Investidores ganham proteção jurídica adicional?
Sim, considerando que a exigência de segregação patrimonial dos recursos de clientes representa proteção relevante em caso de problemas financeiros enfrentados pela própria prestadora de serviços. Antes da regulação, recursos de clientes muitas vezes se misturavam ao patrimônio da empresa, criando risco significativo de perda em situações de insolvência ou má gestão. Para Paulo de Matos Junior, a obrigação de manter esses recursos separados, fiscalizada periodicamente pelo Banco Central, oferece camada adicional de proteção que não existia anteriormente, aproximando o tratamento dado a recursos em criptoativos do que já era praticado em outras modalidades de serviços financeiros regulados no país.
Transparência regulatória reduz disputas judiciais?
Disputas relacionadas a criptoativos tendem a se tornar mais previsíveis e, em muitos casos, menos frequentes, à medida que regras claras sobre responsabilidade e obrigações das empresas reduzem ambiguidades que antes alimentavam litígios. Contratos e termos de uso de plataformas reguladas passam a se basear em parâmetros normativos definidos, o que facilita interpretação tanto para consumidores quanto para o próprio Judiciário ao analisar eventuais conflitos. Paulo de Matos Junior observa que a consolidação de jurisprudência específica sobre criptoativos, que já começa a se formar com base na nova regulação, tende a contribuir adicionalmente para maior previsibilidade jurídica nos próximos anos, beneficiando tanto empresas quanto investidores que buscam segurança em suas operações.

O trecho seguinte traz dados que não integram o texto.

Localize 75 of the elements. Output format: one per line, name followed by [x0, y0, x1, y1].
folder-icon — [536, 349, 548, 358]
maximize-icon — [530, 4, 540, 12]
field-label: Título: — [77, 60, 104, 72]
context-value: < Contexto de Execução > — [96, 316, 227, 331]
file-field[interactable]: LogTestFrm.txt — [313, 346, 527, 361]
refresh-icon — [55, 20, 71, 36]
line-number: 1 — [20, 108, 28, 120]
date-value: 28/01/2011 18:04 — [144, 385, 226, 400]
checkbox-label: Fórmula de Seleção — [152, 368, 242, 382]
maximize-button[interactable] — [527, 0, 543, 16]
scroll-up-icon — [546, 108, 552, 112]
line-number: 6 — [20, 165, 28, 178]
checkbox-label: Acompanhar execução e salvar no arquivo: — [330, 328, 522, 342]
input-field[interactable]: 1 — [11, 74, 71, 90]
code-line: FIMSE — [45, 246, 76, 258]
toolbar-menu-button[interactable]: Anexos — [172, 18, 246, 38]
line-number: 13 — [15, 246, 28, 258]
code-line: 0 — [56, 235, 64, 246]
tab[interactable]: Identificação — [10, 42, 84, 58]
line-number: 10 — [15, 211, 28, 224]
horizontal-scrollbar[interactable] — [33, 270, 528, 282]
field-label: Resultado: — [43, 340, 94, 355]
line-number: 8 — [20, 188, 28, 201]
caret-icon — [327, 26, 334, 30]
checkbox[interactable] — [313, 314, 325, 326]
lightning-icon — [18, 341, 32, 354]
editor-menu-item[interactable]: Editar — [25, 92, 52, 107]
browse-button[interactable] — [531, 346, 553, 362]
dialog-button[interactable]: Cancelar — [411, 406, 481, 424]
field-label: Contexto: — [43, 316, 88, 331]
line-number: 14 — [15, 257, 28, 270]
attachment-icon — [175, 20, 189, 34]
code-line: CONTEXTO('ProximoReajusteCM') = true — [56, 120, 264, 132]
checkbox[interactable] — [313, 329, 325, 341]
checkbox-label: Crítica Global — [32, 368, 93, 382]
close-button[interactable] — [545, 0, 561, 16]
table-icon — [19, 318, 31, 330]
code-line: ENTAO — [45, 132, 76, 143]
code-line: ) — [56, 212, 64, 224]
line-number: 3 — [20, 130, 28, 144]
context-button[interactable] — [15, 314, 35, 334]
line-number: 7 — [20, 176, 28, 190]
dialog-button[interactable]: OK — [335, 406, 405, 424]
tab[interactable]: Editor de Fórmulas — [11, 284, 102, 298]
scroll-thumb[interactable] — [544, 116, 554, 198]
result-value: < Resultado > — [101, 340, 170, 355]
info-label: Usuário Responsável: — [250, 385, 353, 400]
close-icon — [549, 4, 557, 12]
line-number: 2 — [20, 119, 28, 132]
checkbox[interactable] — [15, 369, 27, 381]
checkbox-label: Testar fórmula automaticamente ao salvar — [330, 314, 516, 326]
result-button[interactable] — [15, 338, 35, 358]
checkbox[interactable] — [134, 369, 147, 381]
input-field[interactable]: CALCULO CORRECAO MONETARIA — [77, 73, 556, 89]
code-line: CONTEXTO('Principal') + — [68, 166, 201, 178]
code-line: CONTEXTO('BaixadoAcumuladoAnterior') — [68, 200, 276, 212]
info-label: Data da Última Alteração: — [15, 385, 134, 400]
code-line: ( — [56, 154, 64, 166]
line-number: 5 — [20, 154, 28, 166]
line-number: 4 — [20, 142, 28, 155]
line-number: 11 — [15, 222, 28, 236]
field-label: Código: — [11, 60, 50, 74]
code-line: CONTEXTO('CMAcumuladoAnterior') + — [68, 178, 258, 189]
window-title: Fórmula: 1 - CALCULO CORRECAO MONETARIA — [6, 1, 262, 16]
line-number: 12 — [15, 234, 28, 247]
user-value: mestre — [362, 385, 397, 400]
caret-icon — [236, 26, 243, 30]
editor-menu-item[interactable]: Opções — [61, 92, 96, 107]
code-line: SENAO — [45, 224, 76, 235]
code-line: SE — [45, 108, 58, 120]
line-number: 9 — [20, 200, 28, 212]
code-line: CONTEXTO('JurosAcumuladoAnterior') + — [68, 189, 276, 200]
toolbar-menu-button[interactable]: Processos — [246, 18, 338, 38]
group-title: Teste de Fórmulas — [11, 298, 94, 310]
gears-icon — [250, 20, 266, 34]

Decisões judiciais futuras, fundamentadas em parâmetros normativos claros, devem reduzir gradualmente a dispersão de entendimentos que ainda existe entre diferentes tribunais sobre questões específicas relacionadas a criptoativos, fortalecendo a previsibilidade do sistema como um todo. Um processo de consolidação jurisprudencial costuma levar anos para se completar plenamente, mas cada nova decisão fundamentada na regulação vigente contribui para reduzir incertezas remanescentes do período anterior à existência de regras específicas para o setor.

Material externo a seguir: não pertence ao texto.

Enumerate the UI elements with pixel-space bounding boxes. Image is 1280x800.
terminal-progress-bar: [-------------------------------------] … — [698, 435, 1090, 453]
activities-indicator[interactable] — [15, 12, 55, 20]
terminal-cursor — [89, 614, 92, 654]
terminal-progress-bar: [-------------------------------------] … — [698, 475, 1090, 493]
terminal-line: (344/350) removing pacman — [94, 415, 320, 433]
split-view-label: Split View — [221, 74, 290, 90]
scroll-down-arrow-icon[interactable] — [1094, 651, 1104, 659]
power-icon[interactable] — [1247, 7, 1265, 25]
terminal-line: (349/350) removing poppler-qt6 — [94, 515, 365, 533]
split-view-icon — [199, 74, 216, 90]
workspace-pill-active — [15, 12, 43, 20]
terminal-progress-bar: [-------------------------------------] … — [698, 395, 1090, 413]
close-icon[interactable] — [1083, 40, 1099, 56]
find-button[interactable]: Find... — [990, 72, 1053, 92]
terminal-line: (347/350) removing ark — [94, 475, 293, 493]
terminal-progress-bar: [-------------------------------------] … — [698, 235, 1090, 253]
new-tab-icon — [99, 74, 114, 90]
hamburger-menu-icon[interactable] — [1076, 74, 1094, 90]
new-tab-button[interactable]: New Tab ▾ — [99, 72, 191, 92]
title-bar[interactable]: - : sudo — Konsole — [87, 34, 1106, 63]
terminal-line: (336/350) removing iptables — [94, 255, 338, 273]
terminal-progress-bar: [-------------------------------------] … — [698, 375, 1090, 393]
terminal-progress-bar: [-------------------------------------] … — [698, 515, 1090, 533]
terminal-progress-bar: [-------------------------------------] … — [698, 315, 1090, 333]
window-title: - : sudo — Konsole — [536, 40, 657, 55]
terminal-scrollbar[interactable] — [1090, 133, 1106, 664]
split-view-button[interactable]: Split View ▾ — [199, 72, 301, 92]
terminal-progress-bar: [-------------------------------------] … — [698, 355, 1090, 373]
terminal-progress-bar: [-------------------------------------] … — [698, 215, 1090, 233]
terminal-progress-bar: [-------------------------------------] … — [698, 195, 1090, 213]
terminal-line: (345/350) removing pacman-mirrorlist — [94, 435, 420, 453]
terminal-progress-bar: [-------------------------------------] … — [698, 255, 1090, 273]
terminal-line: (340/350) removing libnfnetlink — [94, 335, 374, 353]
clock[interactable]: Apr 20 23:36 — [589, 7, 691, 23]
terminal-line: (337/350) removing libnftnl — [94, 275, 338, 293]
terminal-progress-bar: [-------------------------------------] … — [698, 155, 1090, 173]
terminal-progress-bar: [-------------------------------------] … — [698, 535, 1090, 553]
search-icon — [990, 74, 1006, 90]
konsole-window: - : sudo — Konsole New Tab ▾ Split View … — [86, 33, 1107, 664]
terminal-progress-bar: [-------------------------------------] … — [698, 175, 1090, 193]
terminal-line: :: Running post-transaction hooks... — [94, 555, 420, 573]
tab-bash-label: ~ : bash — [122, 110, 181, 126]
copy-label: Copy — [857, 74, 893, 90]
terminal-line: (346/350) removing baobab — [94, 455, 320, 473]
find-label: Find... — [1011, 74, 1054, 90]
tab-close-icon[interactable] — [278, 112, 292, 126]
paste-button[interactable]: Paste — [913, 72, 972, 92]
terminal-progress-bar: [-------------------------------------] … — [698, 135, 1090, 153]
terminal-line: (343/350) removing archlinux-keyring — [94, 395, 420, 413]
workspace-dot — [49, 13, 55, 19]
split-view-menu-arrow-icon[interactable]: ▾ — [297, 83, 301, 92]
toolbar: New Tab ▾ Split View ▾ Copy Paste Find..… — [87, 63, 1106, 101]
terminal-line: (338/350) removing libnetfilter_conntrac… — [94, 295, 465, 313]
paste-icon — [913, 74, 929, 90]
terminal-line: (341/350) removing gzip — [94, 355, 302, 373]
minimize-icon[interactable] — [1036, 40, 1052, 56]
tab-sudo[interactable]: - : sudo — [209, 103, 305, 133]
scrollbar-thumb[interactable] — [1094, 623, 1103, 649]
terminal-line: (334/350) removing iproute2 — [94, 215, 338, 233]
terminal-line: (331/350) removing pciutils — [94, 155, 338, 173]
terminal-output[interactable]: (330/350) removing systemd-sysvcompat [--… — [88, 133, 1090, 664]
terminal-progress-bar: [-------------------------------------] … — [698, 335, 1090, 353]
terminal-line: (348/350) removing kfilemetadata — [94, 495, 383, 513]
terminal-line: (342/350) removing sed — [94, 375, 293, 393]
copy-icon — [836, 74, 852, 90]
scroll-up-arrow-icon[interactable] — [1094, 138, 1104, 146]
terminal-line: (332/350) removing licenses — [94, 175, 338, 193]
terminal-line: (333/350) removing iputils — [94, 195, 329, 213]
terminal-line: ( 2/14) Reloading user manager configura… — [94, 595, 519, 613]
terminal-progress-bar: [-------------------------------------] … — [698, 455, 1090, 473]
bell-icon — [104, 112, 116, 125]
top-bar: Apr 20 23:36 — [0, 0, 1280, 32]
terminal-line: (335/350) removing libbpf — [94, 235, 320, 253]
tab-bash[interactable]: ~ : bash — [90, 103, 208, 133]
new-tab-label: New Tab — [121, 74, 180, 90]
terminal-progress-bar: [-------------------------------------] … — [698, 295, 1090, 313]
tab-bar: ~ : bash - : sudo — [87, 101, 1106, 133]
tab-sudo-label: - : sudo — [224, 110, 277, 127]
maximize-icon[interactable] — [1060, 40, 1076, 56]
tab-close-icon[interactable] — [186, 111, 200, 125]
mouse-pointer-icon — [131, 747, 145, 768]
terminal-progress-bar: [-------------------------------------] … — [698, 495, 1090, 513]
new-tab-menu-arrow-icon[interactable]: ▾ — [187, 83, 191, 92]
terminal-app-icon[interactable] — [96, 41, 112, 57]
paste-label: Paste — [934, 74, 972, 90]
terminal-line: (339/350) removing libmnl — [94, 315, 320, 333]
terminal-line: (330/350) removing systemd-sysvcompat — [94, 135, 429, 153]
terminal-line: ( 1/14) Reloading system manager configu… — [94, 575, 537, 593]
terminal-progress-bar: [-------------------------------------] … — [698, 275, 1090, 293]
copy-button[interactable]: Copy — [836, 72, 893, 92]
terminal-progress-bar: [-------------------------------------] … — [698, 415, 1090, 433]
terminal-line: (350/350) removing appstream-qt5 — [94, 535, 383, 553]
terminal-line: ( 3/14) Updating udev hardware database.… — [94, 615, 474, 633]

O investimento estrangeiro e o futuro dos criptoativos
Uma das consequências dessa segurança jurídica é a maior inclinação de investimentos vindos do exterior. Esse efeito já é observado em outros mercados financeiros que passaram por processos regulatórios semelhantes. Investidores institucionais e fundos internacionais costumam avaliar segurança jurídica como critério relevante antes de alocar capital em determinado país ou setor, já que regras claras reduzem riscos legais associados à operação. A consolidação de um arcabouço jurídico definido para criptoativos no Brasil tende a posicionar o país de forma mais competitiva para atrair esse tipo de capital, criando oportunidades adicionais de desenvolvimento para empresas brasileiras do setor que conseguem demonstrar conformidade regulatória sólida e consistente.

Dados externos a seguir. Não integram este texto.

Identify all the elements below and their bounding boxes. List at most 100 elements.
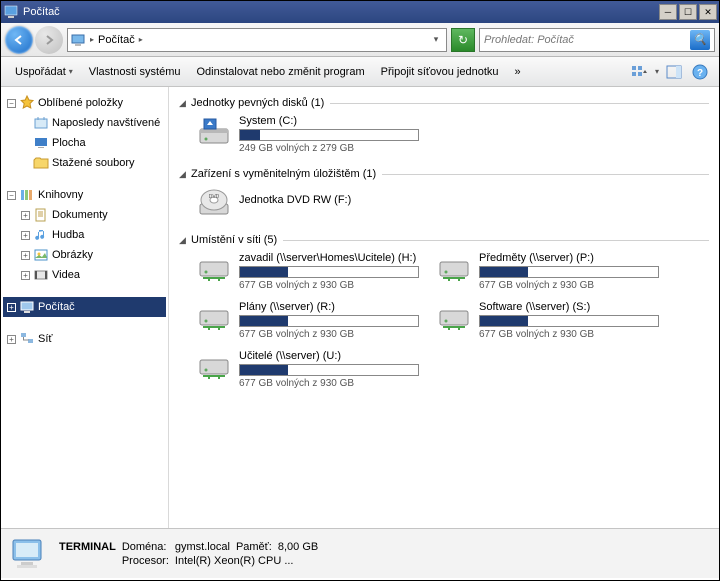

Verificar se determinada prestadora de serviços está efetivamente autorizada pelo Banco Central representa primeiro passo relevante para avaliar segurança jurídica antes de iniciar operações com criptoativos. Além disso, vale observar se os termos contratuais da plataforma refletem de forma clara as obrigações estabelecidas pela regulação vigente, como ressalta Paulo de Matos Junior, incluindo políticas de segregação patrimonial e transparência operacional. Buscar orientação especializada em casos de maior complexidade, especialmente para operações de maior volume, também contribui para decisões mais seguras dentro de um arcabouço jurídico que, embora mais consolidado, ainda está em processo de maturação prática nos tribunais brasileiros. Acompanhar como diferentes casos concretos são decididos pelo Judiciário ao longo dos próximos anos tende a oferecer referência adicional sobre a aplicação efetiva dessas novas regras, complementando a segurança já proporcionada pelo texto normativo em si.